C’è da aggiungere che l’eventuale revoca della concessione provocherebbe un default che coinvolgerebbe il sistema bancario europeo e miglia di risparmiatori che hanno acquistato azioni e obbligazioni del gruppo. Diventerebbero inesigibili circa 10 miliardi di debito in capo ad Aspi e altri 9 miliardi riferibili alla controllante Atlantia.

Unicredit vedrebbe messo a repentaglio oltre 1 miliardo di euro, altrettanto la banca francese Bnp Paribas, per Intesa Sanpaolo si parla di un’esposizione di circa 800 milioni mentre per la Bei, la Banca europea degli investimenti, la somma salirebbe attorno a 1,3 miliardi. Senza contare le obbligazioni: il bond retail da 750 milioni di Autostrade sottoscritto anche da migliaia di piccoli risparmiatori, un’emissione istituzionale di Atlantia da 1,75 miliardi e altri bond destinati agli istituzionali per 6,4 miliardi collocati da Autostrade. Tra i sottoscrittori alcuni degli investitori istituzionali più rilevanti a livello globale come Amundi, Cardiff, Deka.

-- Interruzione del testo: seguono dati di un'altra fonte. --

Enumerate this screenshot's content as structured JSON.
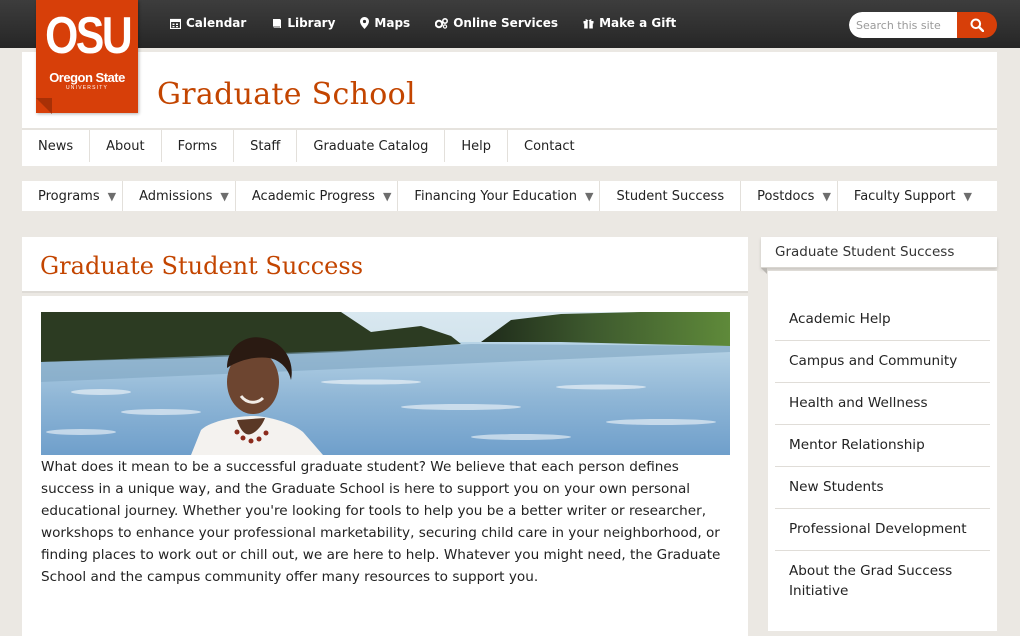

Tutti i contratti di finanziamento bancari e i prestiti obbligazionari conterrebbero la clausola «Change of Control» che prevede a banche e investitori istituzionali sottoscrittori dei bond di chiedere il rimborso anticipato del finanziamento nel caso in cui Aspi o Atlantia perdano il controllo delle concessioni. Un default di Atlantia potrebbe ripercuotersi anche sulle altre controllate del gruppo, come le autostrade spagnole Abertis, su cui gravano altri 18 miliardi di debiti.